Yeah it’s interesting. I read the article and enjoyed it. I’ve really got no problem with someone doing it. I’m not suggesting people shouldn’t be able to so I don’t feel I’ve switched sides.
But someone said that your risk from covid was higher than your risk from a home made vaccine, and to me that’s almost certainly untrue for nearly everyone at best. That’s where the thread started. I was disagreeing with someone’s obviously poor risk assessment.
So? I’m not worried about the effects on others if I squirt peptides and chitosan up my nose. I’m worried about the effect on me.
A homemade vaccine is both unlikely to be effective (and therefore do nothing for others) and probably more likely to harm me personally than covid. It’s certainly the greater harm for most people.
The risk of permanent smell changes, possible neurological changes, and a chance of hospitalisation and death from COVID is unlikely to be smaller than ingesting a microscopic quantity of a peptide.
Disagree because you’re looking at it as if my options are get Covid or take homemade vaccine.
I can pretty easily avoid Covid for the couple more months it’ll take before I get a real vaccine, so it’s low danger for me. I’m also younger and healthier so my risk if I get it is quite small. High enough that I’m modifying my life to avoid it, but still pretty small.
And since I think the homemade Covid vaccine is unlikely to work, it is unlikely to decrease the odds of any of the things you mentioned anyway.
However squirting strange chemicals up your nose adds risk. People die from Neti pots and that’s just water.
If I’m currently faced with the choices of taking a homemade vaccine or not taking a homemade vaccine, the latter is clearly the less dangerous course of action.

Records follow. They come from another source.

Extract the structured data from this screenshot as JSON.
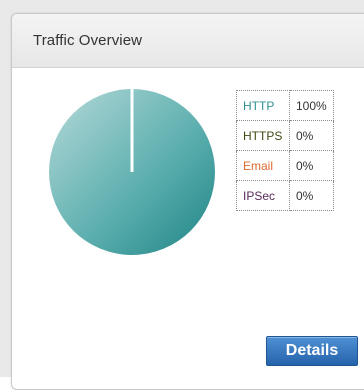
{
  "panel": {
    "title": "Traffic Overview"
  },
  "pie": {
    "share": 1.0,
    "gradient_light": "#a9d2d2",
    "gradient_dark": "#1f8585",
    "divider_color": "#ffffff"
  },
  "legend": [
    {
      "label": "HTTP",
      "value": "100%",
      "color": "#2f8f8f"
    },
    {
      "label": "HTTPS",
      "value": "0%",
      "color": "#3d4a12"
    },
    {
      "label": "Email",
      "value": "0%",
      "color": "#e0692f"
    },
    {
      "label": "IPSec",
      "value": "0%",
      "color": "#5a2a5a"
    }
  ],
  "actions": {
    "details_label": "Details"
  },
  "colors": {
    "button": "#2f6db4"
  }
}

I think that’s the spirit of the comment to which we were all replying, and it’s the actual choice being discussed.
Now if I were an 85 y/o diabetic in a nursing home and there weren’t a vetted vaccine available that might be different.
> If I’m currently faced with the choices of taking a homemade vaccine or not taking a homemade vaccine, the latter is clearly the less dangerous course of action. I think that’s the spirit of the comment to which we were all replying, and it’s the actual choice being discussed.
Well, the actual content of the comment we’re all replying to is a mix of “it’s impossible for a non-expert to come up with an idea that’s worth experimenting with for anyone” and haughty derision about Rationalism and what the commenter perceives as the “hubris” that goes along with that.
What the original comment misses is that the people who came up with this protocol are not pitching it as anything other than an experiment for themselves and maybe others who are interested — they make no safety claims, no claims about the real vaccines, no claims that it’s a good idea, etc., and no one is arguing that taking a homemade vaccine is good or better than the real vaccines or other precautions, which seems to be the strawman you’re debating in your post.
That said, historically, a significant number of vaccines were demonstrated to work initially by the inventors trying them on themselves and then challenging themselves with live virus.
The fact that at it’s not a good idea for the average person to try a homemade vaccine (and to be clear: we are 100% in agreement here) does not imply that the original radvac authors here should not have put together their protocol.
This is obviously false in the case that an error is made in the process. E.g. someone vaccinates themselves with a live virus, or possibly accidentally engineers an even more virulent strain.
If you are making your vaccine from artificial peptides that are a hundred times shorter than a live virus, this seems unlikely. There was no way for live virus to be introduced into this process.
The parent said "Homemade vaccines are not contagious (just stating the obvious). ", they didn't say "homemade vaccines made from artificial peptides are not contagious".